Perhaps here was another test. A pyrikon had a will of its own. Callatas had taken Annarah’s pyrikon for his own purposes, but the pyrikon seemed to have chosen Caina.

“Balarigar!” he roared, his voice cutting over the howl of the flames. “A staff! The pyrikon was once a staff!” 

###

Darkness swallowed Caina’s vision, but Morgant’s words reached her ears nonetheless. 

A staff?  

The pyrikon could change shape, she knew that. It had started as a ring, and had later changed shape to a bracelet and then an armband. At first she had not been able to remove it, but later the pyrikon had allowed itself to be removed, though it always returned to her hand or arm sooner or later. 

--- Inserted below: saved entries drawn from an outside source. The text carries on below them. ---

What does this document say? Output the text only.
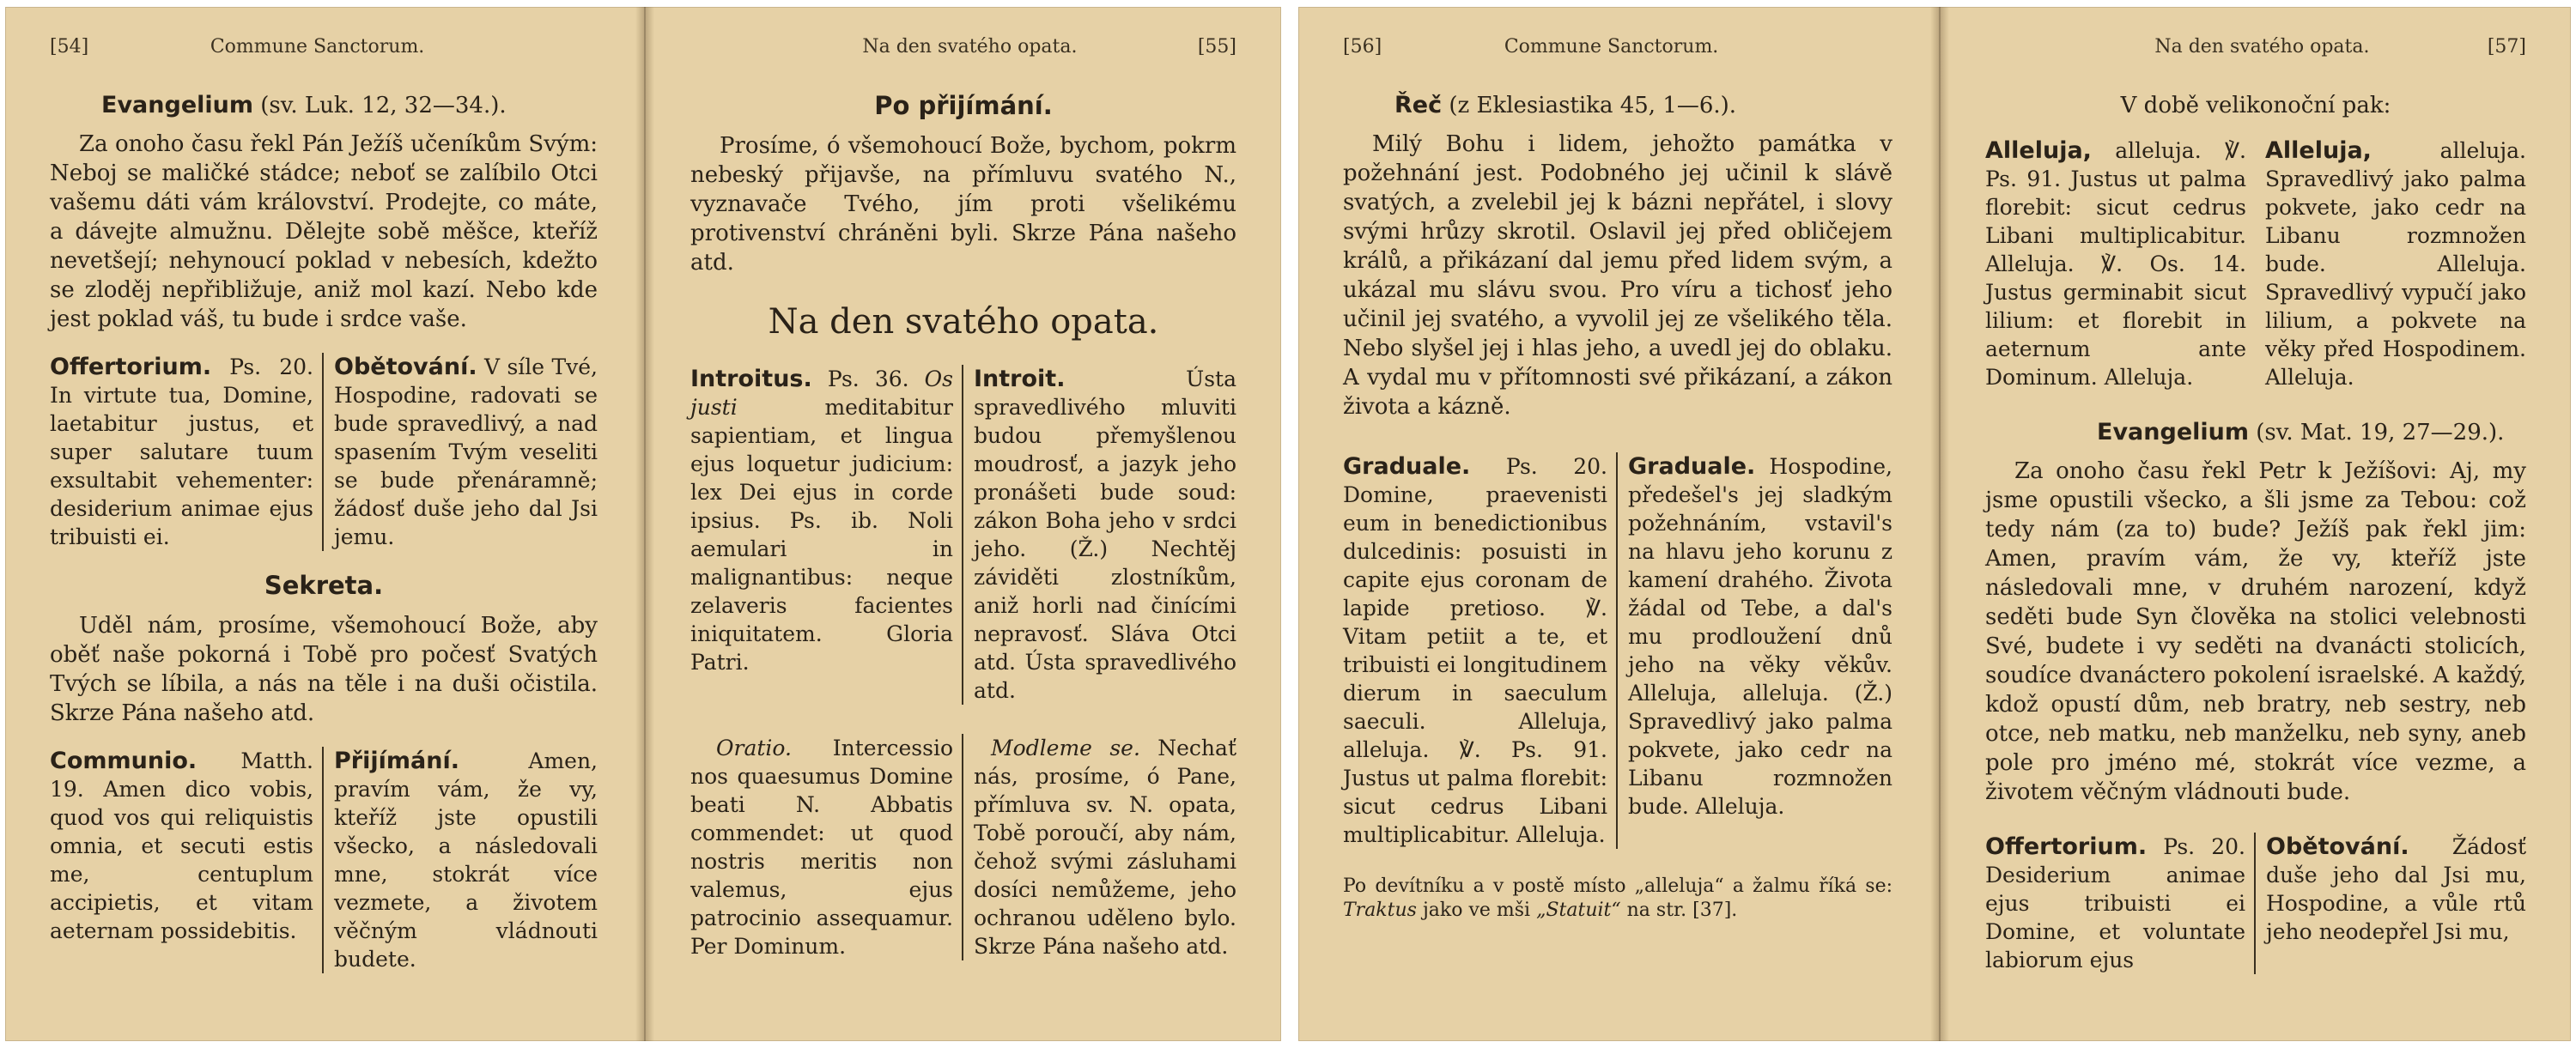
[54]	Commune Sanctorum.
Evangelium (sv. Luk. 12, 32—34.).

Za onoho času řekl Pán Ježíš učeníkům Svým: Neboj se maličké stádce; neboť se zalíbilo Otci vašemu dáti vám království. Prodejte, co máte, a dávejte almužnu. Dělejte sobě měšce, kteříž nevetšejí; nehynoucí poklad v nebesích, kdežto se zloděj nepřibližuje, aniž mol kazí. Nebo kde jest poklad váš, tu bude i srdce vaše.

Offertorium. Ps. 20. In virtute tua, Domine, laetabitur justus, et super salutare tuum exsultabit vehementer: desiderium animae ejus tribuisti ei.
Obětování. V síle Tvé, Hospodine, radovati se bude spravedlivý, a nad spasením Tvým veseliti se bude přenáramně; žádosť duše jeho dal Jsi jemu.
Sekreta.

Uděl nám, prosíme, všemohoucí Bože, aby oběť naše pokorná i Tobě pro počesť Svatých Tvých se líbila, a nás na těle i na duši očistila. Skrze Pána našeho atd.

Communio. Matth. 19. Amen dico vobis, quod vos qui reliquistis omnia, et secuti estis me, centuplum accipietis, et vitam aeternam possidebitis.
Přijímání.	Amen, pravím vám, že vy, kteříž jste opustili všecko, a následovali mne, stokrát více vezmete, a životem věčným vládnouti budete.
Na den svatého opata.	[55]
Po přijímání.

Prosíme, ó všemohoucí Bože, bychom, pokrm nebeský přijavše, na přímluvu svatého N., vyznavače Tvého, jím proti všelikému protivenství chráněni byli. Skrze Pána našeho atd.

Na den svatého opata.
Introitus. Ps. 36. Os justi	meditabitur sapientiam, et lingua ejus loquetur judicium: lex Dei ejus in corde ipsius. Ps. ib. Noli aemulari in malignantibus: neque zelaveris facientes iniquitatem. Gloria Patri.
Introit.	Ústa spravedlivého mluviti budou přemyšlenou moudrosť, a jazyk jeho pronášeti bude soud: zákon Boha jeho v srdci jeho. (Ž.) Nechtěj záviděti zlostníkům, aniž horli nad činícími nepravosť. Sláva Otci atd. Ústa spravedlivého atd.
Oratio. Intercessio nos quaesumus Domine beati N. Abbatis commendet: ut quod nostris meritis non valemus, ejus patrocinio assequamur. Per Dominum.
Modleme se. Nechať nás, prosíme, ó Pane, přímluva sv. N. opata, Tobě poroučí, aby nám, čehož svými zásluhami dosíci nemůžeme, jeho ochranou uděleno bylo. Skrze Pána našeho atd.
[56]	Commune Sanctorum.
Řeč (z Eklesiastika 45, 1—6.).

Milý Bohu i lidem, jehožto památka v požehnání jest. Podobného jej učinil k slávě svatých, a zvelebil jej k bázni nepřátel, i slovy svými hrůzy skrotil. Oslavil jej před obličejem králů, a přikázaní dal jemu před lidem svým, a ukázal mu slávu svou. Pro víru a tichosť jeho učinil jej svatého, a vyvolil jej ze všelikého těla. Nebo slyšel jej i hlas jeho, a uvedl jej do oblaku. A vydal mu v přítomnosti své přikázaní, a zákon života a kázně.

Graduale. Ps. 20. Domine, praevenisti eum in benedictionibus dulcedinis: posuisti in capite ejus coronam de lapide pretioso. ℣. Vitam petiit a te, et tribuisti ei longitudinem dierum in saeculum saeculi. Alleluja, alleluja. ℣. Ps. 91. Justus ut palma florebit: sicut cedrus Libani multiplicabitur. Alleluja.
Graduale. Hospodine, předešel's jej sladkým požehnáním, vstavil's na hlavu jeho korunu z kamení drahého. Života žádal od Tebe, a dal's mu prodloužení dnů jeho na věky věkův. Alleluja, alleluja. (Ž.) Spravedlivý jako palma pokvete, jako cedr na Libanu rozmnožen bude. Alleluja.

Po devítníku a v postě místo „alleluja“ a žalmu říká se: Traktus jako ve mši „Statuit“ na str. [37].

Na den svatého opata.	[57]
V době velikonoční pak:
Alleluja, alleluja. ℣. Ps. 91. Justus ut palma florebit: sicut cedrus Libani multiplicabitur. Alleluja. ℣. Os. 14. Justus germinabit sicut lilium: et florebit in aeternum ante Dominum. Alleluja.
Alleluja,	alleluja. Spravedlivý jako palma pokvete, jako cedr na Libanu rozmnožen bude. Alleluja. Spravedlivý vypučí jako lilium, a pokvete na věky před Hospodinem. Alleluja.
Evangelium (sv. Mat. 19, 27—29.).

Za onoho času řekl Petr k Ježíšovi: Aj, my jsme opustili všecko, a šli jsme za Tebou: což tedy nám (za to) bude? Ježíš pak řekl jim: Amen, pravím vám, že vy, kteříž jste následovali mne, v druhém narození, když seděti bude Syn člověka na stolici velebnosti Své, budete i vy seděti na dvanácti stolicích, soudíce dvanáctero pokolení israelské. A každý, kdož opustí dům, neb bratry, neb sestry, neb otce, neb matku, neb manželku, neb syny, aneb pole pro jméno mé, stokrát více vezme, a životem věčným vládnouti bude.

Offertorium. Ps. 20. Desiderium animae ejus tribuisti ei Domine, et voluntate labiorum ejus
Obětování. Žádosť duše jeho dal Jsi mu, Hospodine, a vůle rtů jeho neodepřel Jsi mu,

So what good would a staff do? The pyrikon had blocked the Sifter from entering Caina’s body, which was no doubt why the ifrit wanted her to remove it. The Sifter could not control Caina once it possessed her, but since it was going to burn her to ashes anyway, that hardly seemed necessary. 

Yet she focused upon the pyrikon, thinking of a staff.

Arcane power surged through the bracelet, and it unwound from her wrist, jumping into her left hand. It expanded and swelled, unfolding and growing longer and thicker. The pyrikon had been a delicate bracelet, wrought of a strange metal like bronze. Now it extended into a staff about six feet long, intricate and slender yet solid in Caina’s fist.